Because of all this, I feel most passionately that a second referendum should be called. The state of affairs in mid-2018 is utterly and completely different to that in which the vote was held, and that of which we were promised. In fact, the current situation is like verbally agreeing to buy a house from a dishonest estate agent and after viewing the property with its rising damp, subsidence, faulty electrics, bad plumbing and location seemingly in a demilitarised zone deciding to go ahead and sign on the dotted line anyway because hey, you promised and no take-backsees.

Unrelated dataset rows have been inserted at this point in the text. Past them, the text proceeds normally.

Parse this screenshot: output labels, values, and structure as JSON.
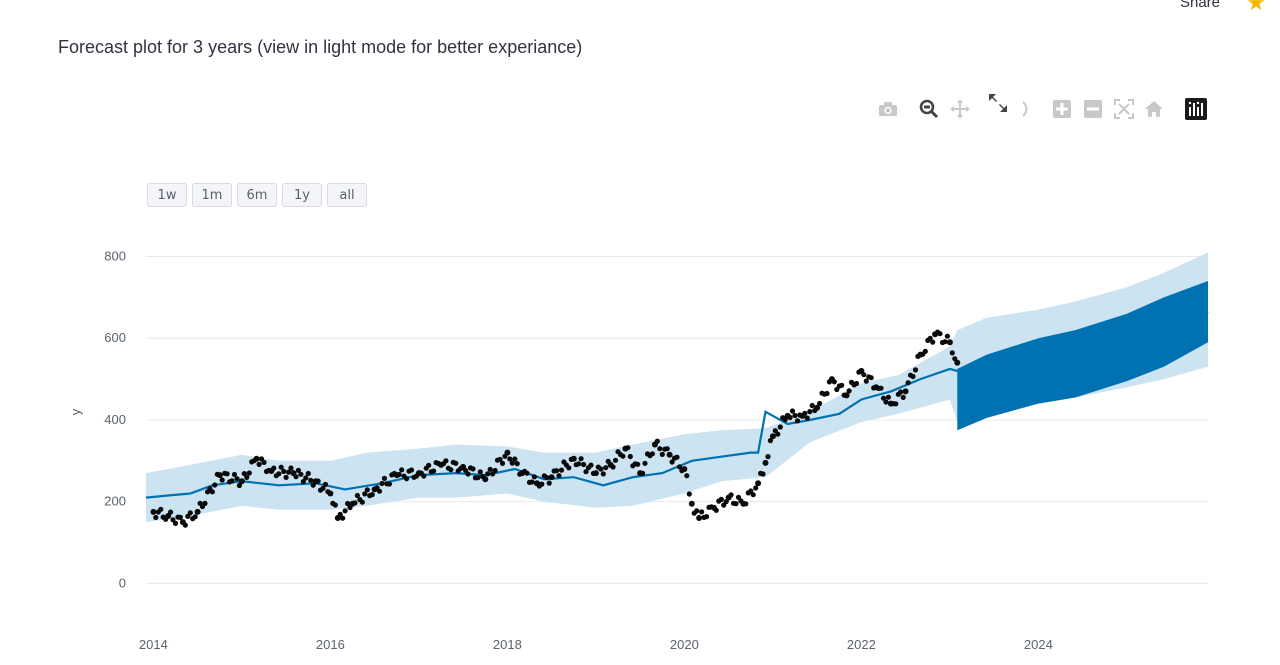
{
  "header": {
    "share_label": "Share",
    "star_icon": "star-icon"
  },
  "page_title": "Forecast plot for 3 years (view in light mode for better experiance)",
  "modebar": {
    "buttons": [
      "camera-icon",
      "zoom-icon",
      "pan-icon",
      "autoscale-icon",
      "lasso-icon",
      "zoom-in-icon",
      "zoom-out-icon",
      "reset-axes-icon",
      "home-icon",
      "plotly-logo-icon"
    ]
  },
  "range_selector": {
    "buttons": [
      "1w",
      "1m",
      "6m",
      "1y",
      "all"
    ]
  },
  "colors": {
    "actual": "#0a0a0a",
    "forecast": "#0072b2",
    "band": "#c6e0f0",
    "grid": "#e6e8ec"
  },
  "chart_data": {
    "type": "line",
    "ylabel": "y",
    "ylim": [
      -70,
      860
    ],
    "xlim": [
      "2013-12",
      "2025-12"
    ],
    "x_ticks": [
      "2014",
      "2016",
      "2018",
      "2020",
      "2022",
      "2024"
    ],
    "y_ticks": [
      0,
      200,
      400,
      600,
      800
    ],
    "grid": true,
    "series": [
      {
        "style": "markers",
        "x": [
          "2014-01",
          "2014-03",
          "2014-05",
          "2014-07",
          "2014-10",
          "2015-01",
          "2015-03",
          "2015-05",
          "2015-08",
          "2015-11",
          "2016-01",
          "2016-02",
          "2016-04",
          "2016-07",
          "2016-10",
          "2017-01",
          "2017-04",
          "2017-07",
          "2017-10",
          "2018-01",
          "2018-03",
          "2018-05",
          "2018-07",
          "2018-10",
          "2019-01",
          "2019-03",
          "2019-05",
          "2019-07",
          "2019-09",
          "2019-11",
          "2020-01",
          "2020-02",
          "2020-03",
          "2020-05",
          "2020-07",
          "2020-09",
          "2020-11",
          "2020-12",
          "2021-01",
          "2021-03",
          "2021-05",
          "2021-07",
          "2021-09",
          "2021-11",
          "2022-01",
          "2022-03",
          "2022-05",
          "2022-07",
          "2022-09",
          "2022-11",
          "2023-01",
          "2023-02"
        ],
        "y": [
          175,
          165,
          150,
          175,
          265,
          250,
          305,
          275,
          270,
          250,
          220,
          160,
          195,
          230,
          265,
          270,
          290,
          285,
          255,
          320,
          270,
          245,
          260,
          305,
          270,
          290,
          330,
          270,
          340,
          315,
          280,
          195,
          160,
          185,
          210,
          195,
          245,
          295,
          360,
          410,
          410,
          430,
          500,
          460,
          520,
          480,
          440,
          470,
          560,
          610,
          590,
          540
        ]
      },
      {
        "style": "line",
        "x": [
          "2013-12",
          "2014-03",
          "2014-06",
          "2014-09",
          "2015-01",
          "2015-06",
          "2015-11",
          "2016-03",
          "2016-08",
          "2017-01",
          "2017-06",
          "2017-10",
          "2018-02",
          "2018-06",
          "2018-10",
          "2019-02",
          "2019-06",
          "2019-10",
          "2020-02",
          "2020-06",
          "2020-10",
          "2020-11",
          "2020-12",
          "2021-03",
          "2021-06",
          "2021-10",
          "2022-01",
          "2022-05",
          "2022-09",
          "2023-01",
          "2023-04",
          "2023-08",
          "2024-01",
          "2024-06",
          "2024-10",
          "2025-03",
          "2025-08",
          "2025-12"
        ],
        "y": [
          210,
          215,
          220,
          240,
          250,
          240,
          245,
          230,
          245,
          265,
          270,
          265,
          280,
          255,
          260,
          240,
          260,
          270,
          300,
          310,
          320,
          320,
          420,
          390,
          400,
          415,
          450,
          470,
          500,
          525,
          510,
          530,
          545,
          560,
          575,
          600,
          625,
          665
        ]
      }
    ],
    "band": {
      "x": [
        "2013-12",
        "2014-06",
        "2015-01",
        "2015-06",
        "2016-01",
        "2016-06",
        "2017-01",
        "2017-06",
        "2018-01",
        "2018-06",
        "2019-01",
        "2019-06",
        "2020-01",
        "2020-06",
        "2020-12",
        "2021-06",
        "2022-01",
        "2022-06",
        "2023-01",
        "2023-02",
        "2023-06",
        "2024-01",
        "2024-06",
        "2025-01",
        "2025-06",
        "2025-12"
      ],
      "upper": [
        270,
        290,
        315,
        300,
        300,
        320,
        330,
        340,
        335,
        320,
        320,
        340,
        365,
        375,
        380,
        420,
        490,
        510,
        580,
        620,
        650,
        670,
        690,
        725,
        760,
        810
      ],
      "lower": [
        150,
        165,
        190,
        180,
        180,
        190,
        210,
        210,
        220,
        200,
        185,
        190,
        220,
        250,
        260,
        345,
        395,
        415,
        450,
        395,
        420,
        440,
        455,
        480,
        500,
        530
      ]
    },
    "forecast_region": {
      "x": [
        "2023-02",
        "2023-06",
        "2024-01",
        "2024-06",
        "2025-01",
        "2025-06",
        "2025-12"
      ],
      "upper": [
        525,
        560,
        600,
        620,
        660,
        700,
        740
      ],
      "lower": [
        375,
        405,
        440,
        455,
        495,
        530,
        590
      ]
    }
  }
}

I'm under no illusions. While I think you should all write to your representatives demanding answers and petition in support of a second referendum, I have that awful feeling we're just going to drift into calamity. I'd love to be proven wrong. Honestly I would. I'd love to be proven wrong about all the above, and the hundred other things that I fear will be brought into play by a hard-Brexit. But that's where we're being dragged by that Conservative minority and I fear that they will remain unchallenged by the country at large. Yes, I know I'm wearing my heart on my sleeve and Christ, I don't even have the comfort of agreeing with Jeremy Corbyn's course at this time of crisis, but this has been eating my heart out for week after week and month after month now and I just had to, just had to post about this.
Because we're being lied to. And the guilty in high office and the likes of the Daily Express who are spreading and perpetuating these lies won't be the ones who pay for it. It'll be us.
... *slump*...
Well that's me. I've said what I've had to say. You won't find me slipping in allusions in other blog posts in tiresome not-so-hidden-agenda fashion, when I'm political I cram it all into the overt angry blockbusters of the sort you read here, so don't worry about the negativity upsetting my regular blogging. But I hope you understand why I had to get all this out there, if only so as not to bottle it all up in quiet and helpless distress. Back to the regular Pete Takes Pictures show.
Now go and enjoy something lovely like Calvin & Hobbes or a Jeeves & Wooster or something.